For reference, here's a link to the RFC. https://www.ietf.org/rfc/rfc2822.txt -- the official format supports only +/- 4 DIGITS, e.g. "+0200"
Anyway, we did build a couple of exceptions to cover some small issues (covering "UT" instead of "UTC" for example) so far.
Looking at the examples you provided though, it looks like it's just two variations. The first looks like RF822 but incorrectly using a timezone name. From investigating, that looks like it's a Windows standard, and php doesn't seem to include support for them, and uses a different standard (IANA) for timezone names.
The 2nd is just missing the day of week. The 2nd one would be easier to support, but I have a few questions:
- What system is producing these date formats? Is it just an erroneous system one individual built, or something produced by a commonly-used mail client or software library?
- And based on that, should we go out of our way to support them?
The issue of course being that we need to have a reasonable balance between supporting widespread formats (even erroneous ones) and not having a hundred conditions to try and support every single implementation of a mail sending function.
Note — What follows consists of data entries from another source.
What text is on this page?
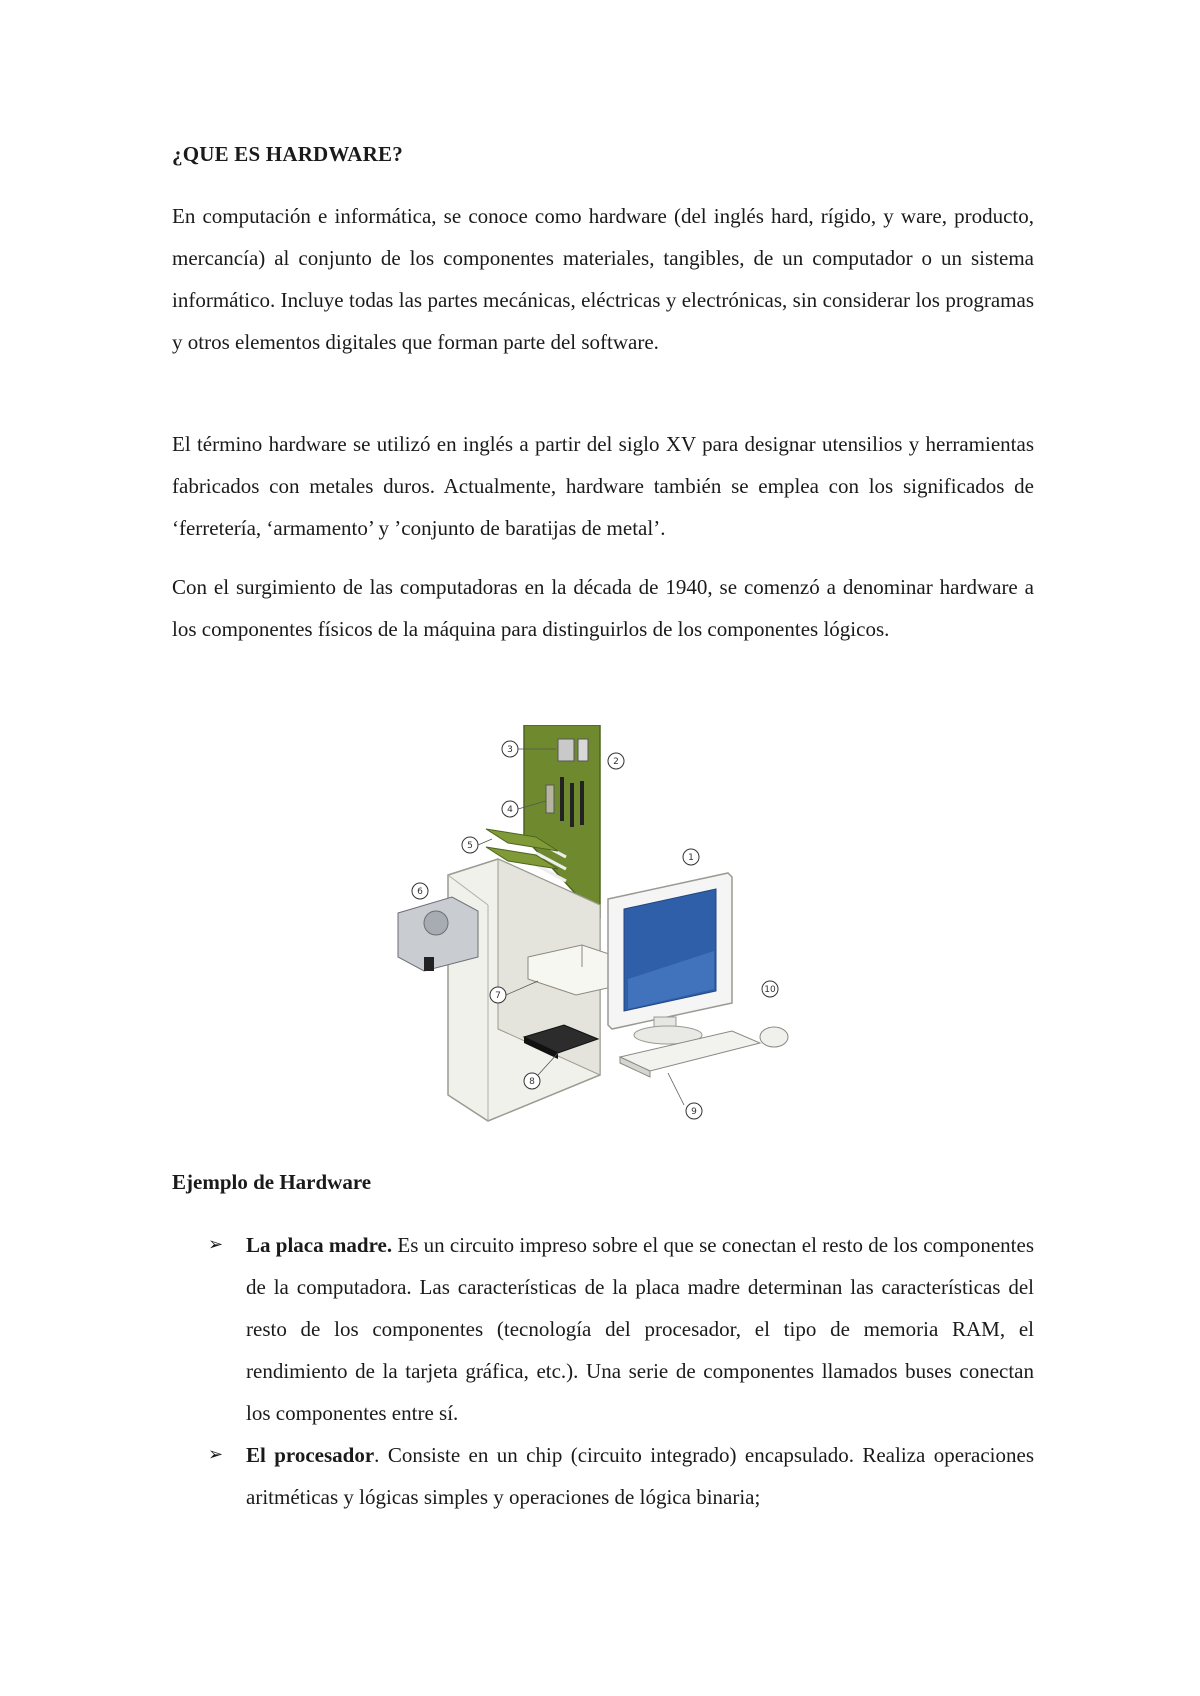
¿QUE ES HARDWARE?

En computación e informática, se conoce como hardware (del inglés hard, rígido, y ware, producto, mercancía) al conjunto de los componentes materiales, tangibles, de un computador o un sistema informático. Incluye todas las partes mecánicas, eléctricas y electrónicas, sin considerar los programas y otros elementos digitales que forman parte del software.

El término hardware se utilizó en inglés a partir del siglo XV para designar utensilios y herramientas fabricados con metales duros. Actualmente, hardware también se emplea con los significados de ‘ferretería, ‘armamento’ y ’conjunto de baratijas de metal’.

Con el surgimiento de las computadoras en la década de 1940, se comenzó a denominar hardware a los componentes físicos de la máquina para distinguirlos de los componentes lógicos.

1
2
3
4
5
6
7
8
9
10
Ejemplo de Hardware
➢ La placa madre. Es un circuito impreso sobre el que se conectan el resto de los componentes de la computadora. Las características de la placa madre determinan las características del resto de los componentes (tecnología del procesador, el tipo de memoria RAM, el rendimiento de la tarjeta gráfica, etc.). Una serie de componentes llamados buses conectan los componentes entre sí.
➢ El procesador. Consiste en un chip (circuito integrado) encapsulado. Realiza operaciones aritméticas y lógicas simples y operaciones de lógica binaria;
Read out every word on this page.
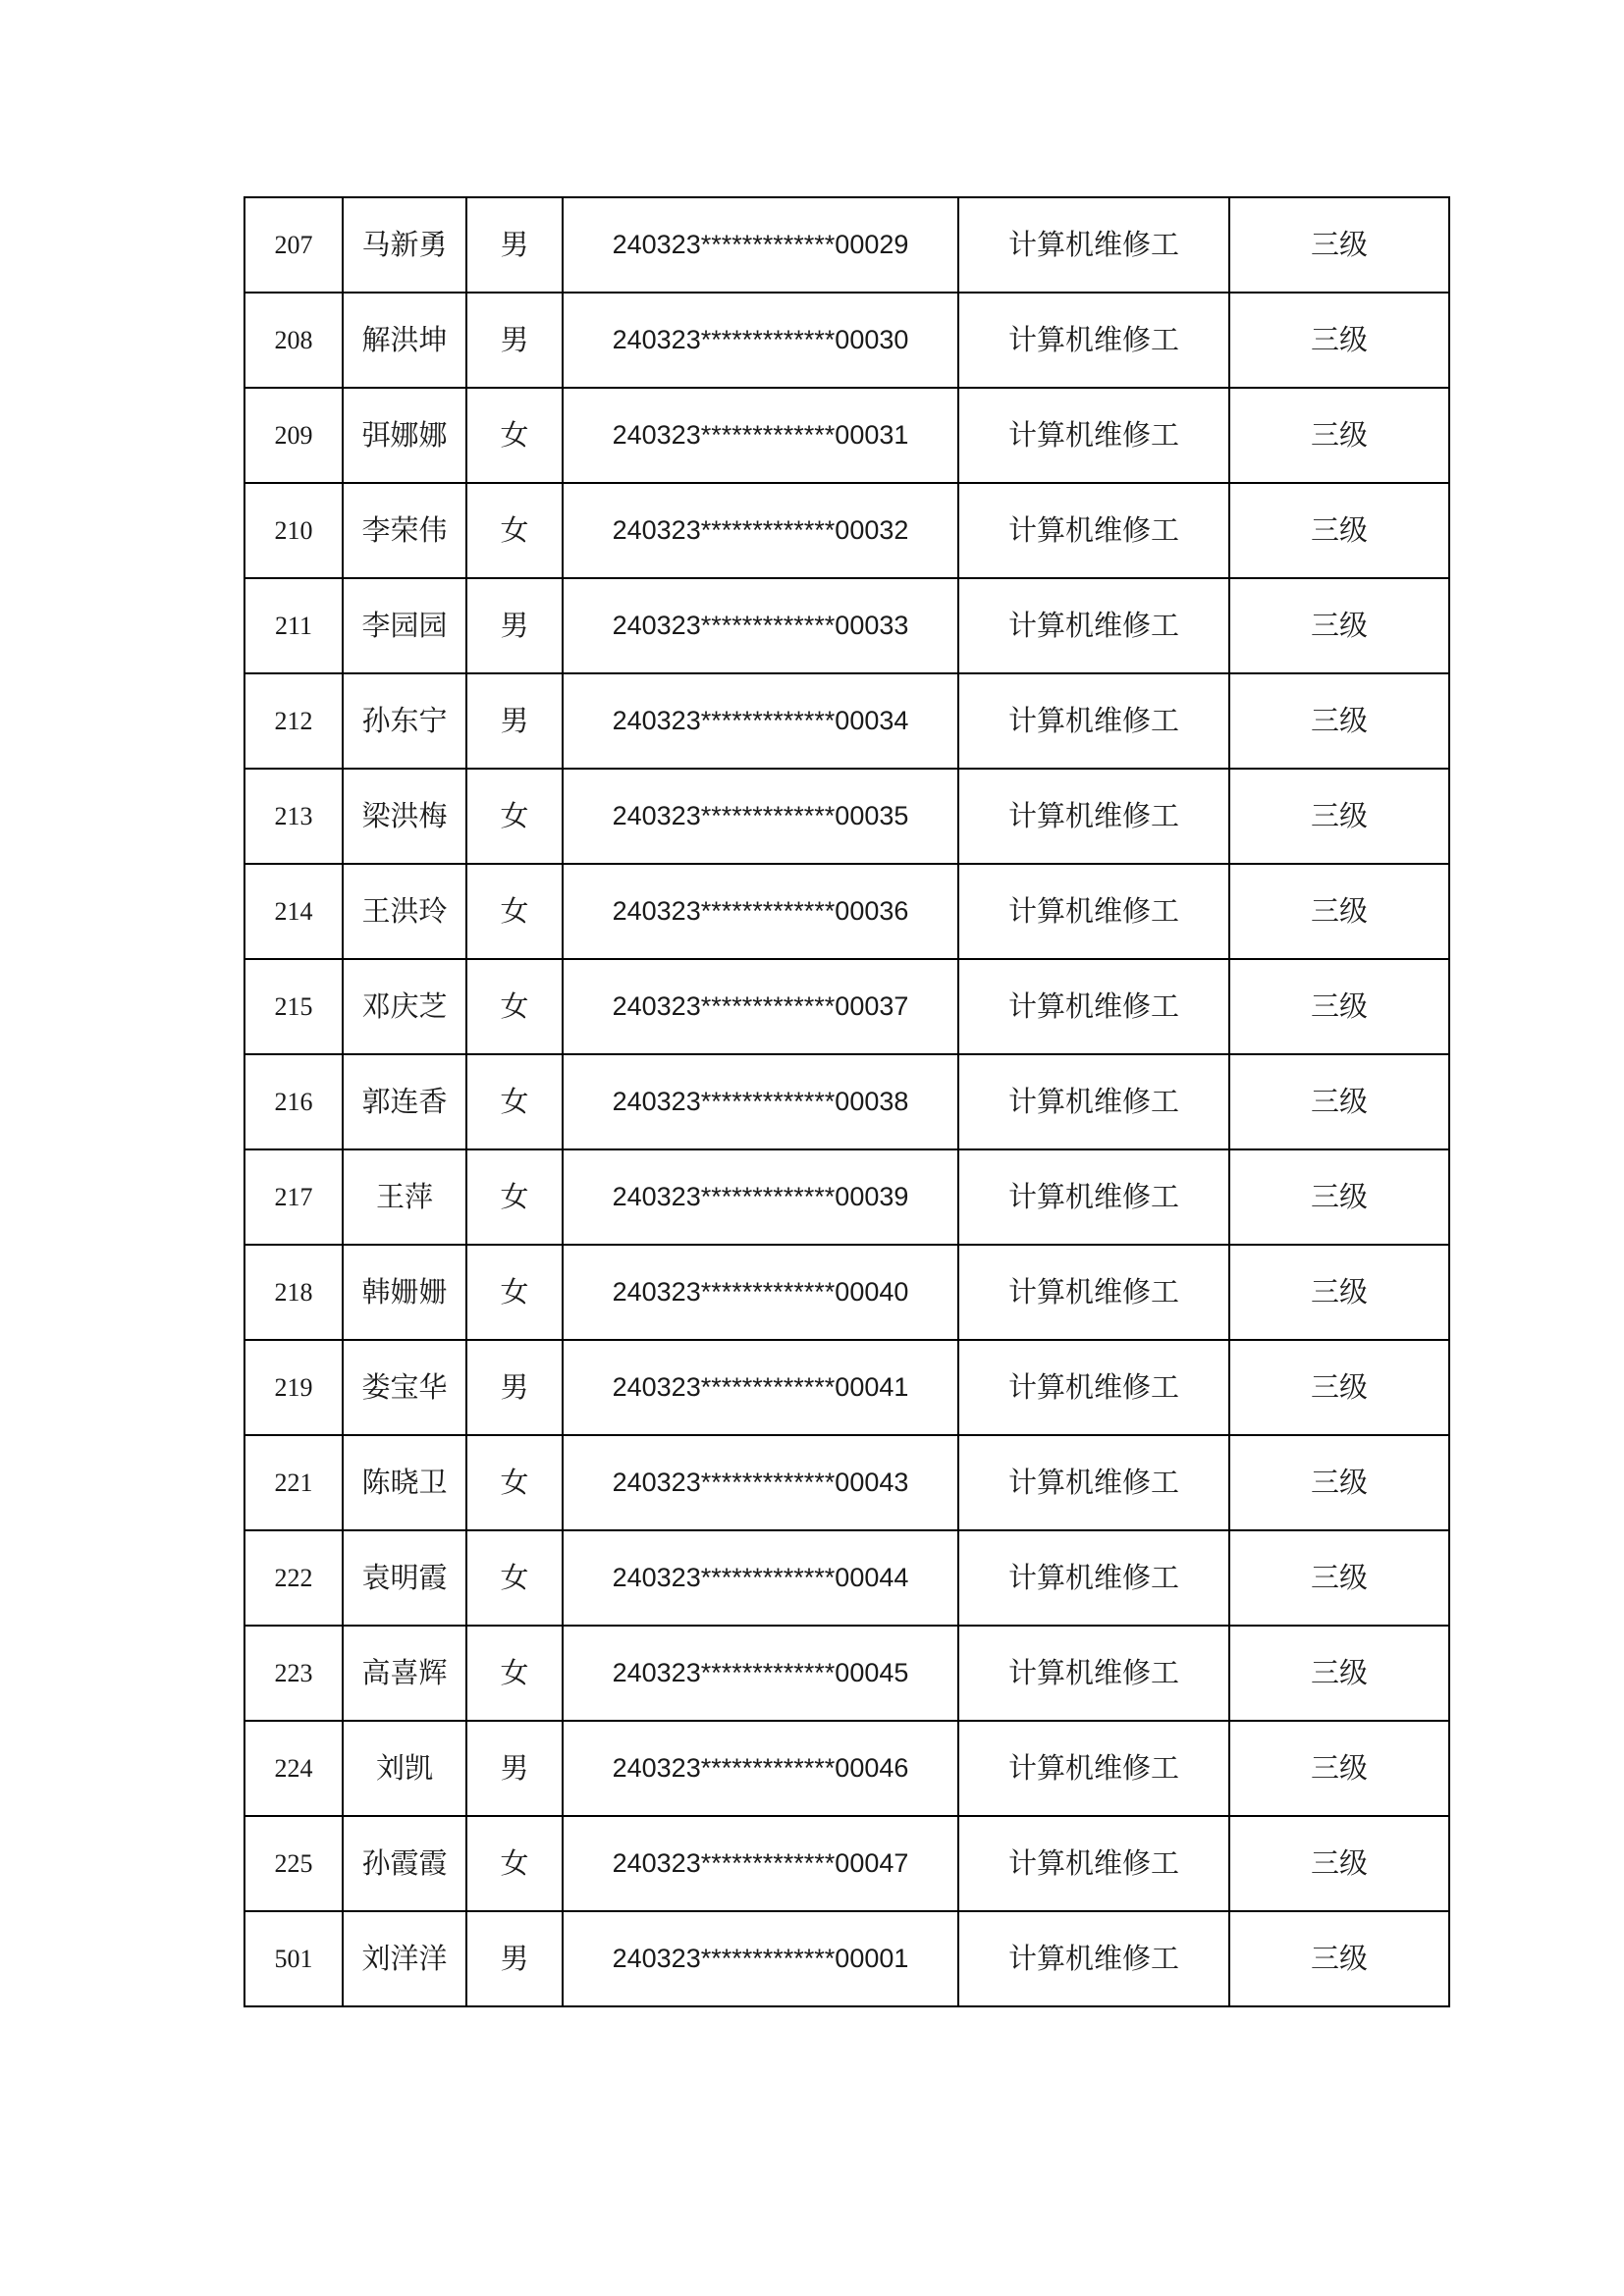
207	马新勇	男	240323*************00029	计算机维修工	三级
208	解洪坤	男	240323*************00030	计算机维修工	三级
209	弭娜娜	女	240323*************00031	计算机维修工	三级
210	李荣伟	女	240323*************00032	计算机维修工	三级
211	李园园	男	240323*************00033	计算机维修工	三级
212	孙东宁	男	240323*************00034	计算机维修工	三级
213	梁洪梅	女	240323*************00035	计算机维修工	三级
214	王洪玲	女	240323*************00036	计算机维修工	三级
215	邓庆芝	女	240323*************00037	计算机维修工	三级
216	郭连香	女	240323*************00038	计算机维修工	三级
217	王萍	女	240323*************00039	计算机维修工	三级
218	韩姗姗	女	240323*************00040	计算机维修工	三级
219	娄宝华	男	240323*************00041	计算机维修工	三级
221	陈晓卫	女	240323*************00043	计算机维修工	三级
222	袁明霞	女	240323*************00044	计算机维修工	三级
223	高喜辉	女	240323*************00045	计算机维修工	三级
224	刘凯	男	240323*************00046	计算机维修工	三级
225	孙霞霞	女	240323*************00047	计算机维修工	三级
501	刘洋洋	男	240323*************00001	计算机维修工	三级
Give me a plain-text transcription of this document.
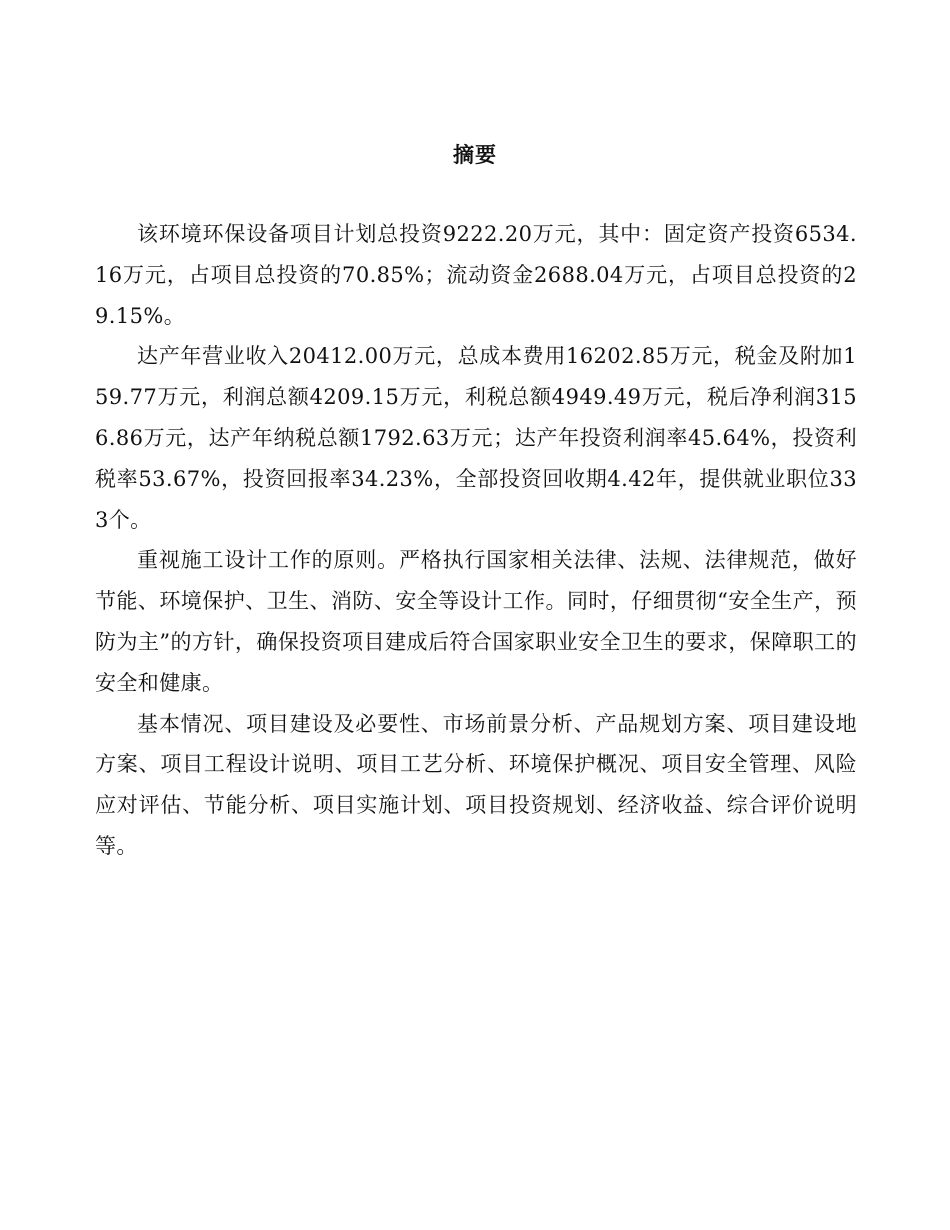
摘要

该环境环保设备项目计划总投资9222.20万元，其中：固定资产投资6534.16万元，占项目总投资的70.85%；流动资金2688.04万元，占项目总投资的29.15%。

达产年营业收入20412.00万元，总成本费用16202.85万元，税金及附加159.77万元，利润总额4209.15万元，利税总额4949.49万元，税后净利润3156.86万元，达产年纳税总额1792.63万元；达产年投资利润率45.64%，投资利税率53.67%，投资回报率34.23%，全部投资回收期4.42年，提供就业职位333个。

重视施工设计工作的原则。严格执行国家相关法律、法规、法律规范，做好节能、环境保护、卫生、消防、安全等设计工作。同时，仔细贯彻“安全生产，预防为主”的方针，确保投资项目建成后符合国家职业安全卫生的要求，保障职工的安全和健康。

基本情况、项目建设及必要性、市场前景分析、产品规划方案、项目建设地方案、项目工程设计说明、项目工艺分析、环境保护概况、项目安全管理、风险应对评估、节能分析、项目实施计划、项目投资规划、经济收益、综合评价说明等。
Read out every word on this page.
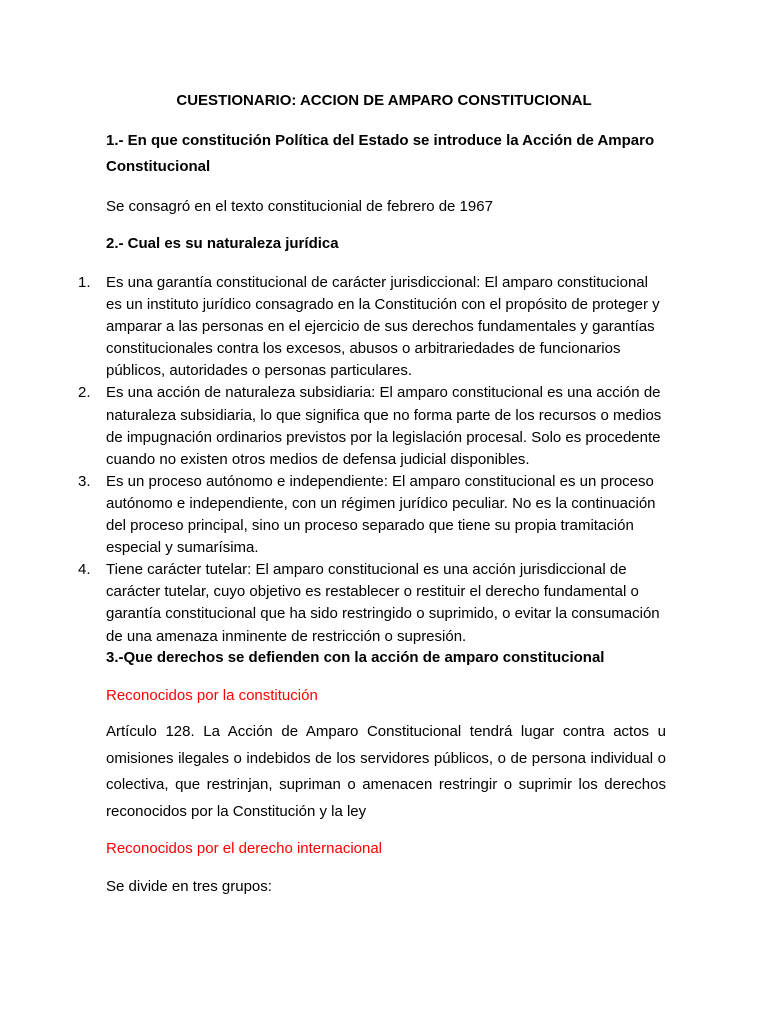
CUESTIONARIO: ACCION DE AMPARO CONSTITUCIONAL

1.- En que constitución Política del Estado se introduce la Acción de Amparo Constitucional

Se consagró en el texto constitucionial de febrero de 1967

2.- Cual es su naturaleza jurídica

1. Es una garantía constitucional de carácter jurisdiccional: El amparo constitucional es un instituto jurídico consagrado en la Constitución con el propósito de proteger y amparar a las personas en el ejercicio de sus derechos fundamentales y garantías constitucionales contra los excesos, abusos o arbitrariedades de funcionarios públicos, autoridades o personas particulares.
2. Es una acción de naturaleza subsidiaria: El amparo constitucional es una acción de naturaleza subsidiaria, lo que significa que no forma parte de los recursos o medios de impugnación ordinarios previstos por la legislación procesal. Solo es procedente cuando no existen otros medios de defensa judicial disponibles.
3. Es un proceso autónomo e independiente: El amparo constitucional es un proceso autónomo e independiente, con un régimen jurídico peculiar. No es la continuación del proceso principal, sino un proceso separado que tiene su propia tramitación especial y sumarísima.
4. Tiene carácter tutelar: El amparo constitucional es una acción jurisdiccional de carácter tutelar, cuyo objetivo es restablecer o restituir el derecho fundamental o garantía constitucional que ha sido restringido o suprimido, o evitar la consumación de una amenaza inminente de restricción o supresión.

3.-Que derechos se defienden con la acción de amparo constitucional

Reconocidos por la constitución

Artículo 128. La Acción de Amparo Constitucional tendrá lugar contra actos u omisiones ilegales o indebidos de los servidores públicos, o de persona individual o colectiva, que restrinjan, supriman o amenacen restringir o suprimir los derechos reconocidos por la Constitución y la ley

Reconocidos por el derecho internacional

Se divide en tres grupos:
It seems that the examples with the full timezone names are all from hotmail.com and live.com accounts, so there's a pattern. The one without the DOW is from a local webshop, couldn't get much info from the source.
When I was still using my own library, I tried to overcome the timezone name issue by abbreviating the full timezone name before passing it to PHP's datetime, which worked OK. My lib had problems in other areas so I prefer to use yours :)
@Pantalaim0n
That's really interesting. I don't have a live.com address, but aren't they both 'hotmail' nowadays anyway? Logging in to hotmail.com ends me up at outlook.live.com. I don't specifically have an email address @ live.com to test with is my point.
Anyway, I tested hotmail.com and it seems correct. This is the Date header I got: Date: Tue, 9 Jun 2020 16:25:26 +0000
Also tested Outlook 2016, and it was the same: Date: Tue, 9 Jun 2020 16:36:59 +0000.
If you know how such an email was generated, could you send me one to zb.github at mailbox.org? Please let me know what client/web-client/system was used as well. I'd like to see how Thunderbird and different mail clients handle mail like that too though so I can follow suit.
I see what you're saying about abbreviating those timezone names and using that. I wonder if it covers all cases though.